The Maid’s voice broke upon the appealing cry. This change rung upon Victoria had served as a rally-word before, but evidently there was “little fire” left in the Victory girl now.
And, worst of all, Olive, the captaining Maid, the Torch-Bearer, felt as if, at the moment, she could give forth no fuel from her own spirit to feed the waning spark.
“If--if I don’t ‘pucker’ up--if I’m not true to my service-pin--the day is lost.” She glanced down at the red, white, and blue button upon her overalls. “Mercy! it is hot--getting hotter. We’re none of us in the mood for work; our legs are telling us that it’s time to fall in for a march back to camp, when it isn’t.
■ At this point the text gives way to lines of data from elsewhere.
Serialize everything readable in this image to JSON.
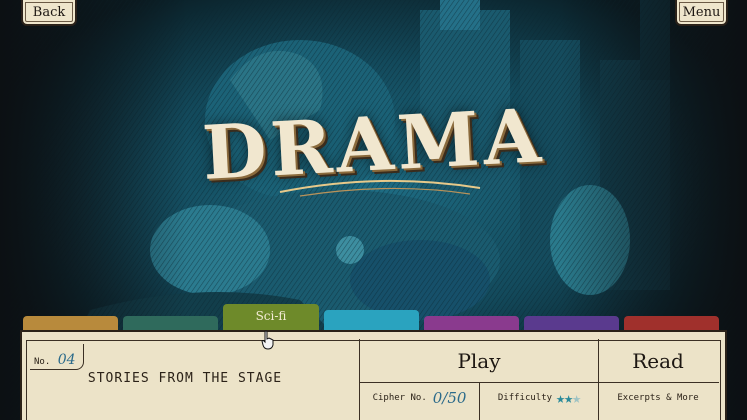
{
  "nav": {
    "back_label": "Back",
    "menu_label": "Menu"
  },
  "title": "DRAMA",
  "tabs": [
    {
      "label": "",
      "color": "#b88a3c"
    },
    {
      "label": "",
      "color": "#2f6a5c"
    },
    {
      "label": "Sci-fi",
      "color": "#6e8a2a",
      "active": true
    },
    {
      "label": "",
      "color": "#2aa3bf"
    },
    {
      "label": "",
      "color": "#8a3a8e"
    },
    {
      "label": "",
      "color": "#5a3a8e"
    },
    {
      "label": "",
      "color": "#a0302c"
    }
  ],
  "panel": {
    "number_prefix": "No.",
    "number_value": "04",
    "story_title": "STORIES FROM THE STAGE",
    "play_label": "Play",
    "read_label": "Read",
    "cipher_prefix": "Cipher No.",
    "cipher_value": "0/50",
    "difficulty_label": "Difficulty",
    "difficulty_stars": 2,
    "difficulty_max": 3,
    "excerpts_label": "Excerpts & More"
  },
  "colors": {
    "accent_teal": "#2a8a9a",
    "paper": "#ece3c8",
    "ink": "#2b2218"
  }
}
If I can’t rally ‘the light that’s in me,’ pass it on to others, what good am I as a leader?... Hitherto I have not been a slacker!”
The feathery luxuriance of the carrot-plants, bending like green foam before the sea-wind, the far-off rows of sweet-corn, tall beans, taller than herself--Kentucky wonders--potatoes, and even the “giggling” beets, did a rural dance around her, to support that claim of the young soul.
And, yet--and yet--Olive knew that the “Joan” fire, with which she started out, had gone from her eyes, the Joan fervor from her heart.
For, after all, she was no hero-souled peasant Maid of middle ages, but a fun-loving, by nature ease-loving, girl, reared, as Sara had once said, “in cotton-wool,”--in padded luxury--who, occasionally, rebelliously felt, as now, that the shadow cast by the Great War and its burden of responsibility had fallen unnaturally upon her youth, as upon the otherwise care-free girlhood around her, making her old before her time.
While her feet trod the struggling soil of the war-garden she was aware of a secret garden within her, beckoning them; a garden of indolence--of ephemeral do-as-you-please delights--in which, indeed, she had rarely lingered since she became a Camp Fire Girl.
How was she to avoid its tempting gate now--how carry on at the task that “pinched”?
And the answer was, as it was to the Maid, Joan, of old, in her sunny orchard, the whispering voices, bidding her look beyond herself--above!
“Our Father!” breathed Olive Deering softly, with a rush of tears to her wide dark eyes, which gazed away from her followers, out over land and sea. “Great Spirit in Whom I live and move and have my being--invisible--Whom, yet, as it were, I have seen--strengthen me now; don’t let me shamefully weaken; help me to--carry--on!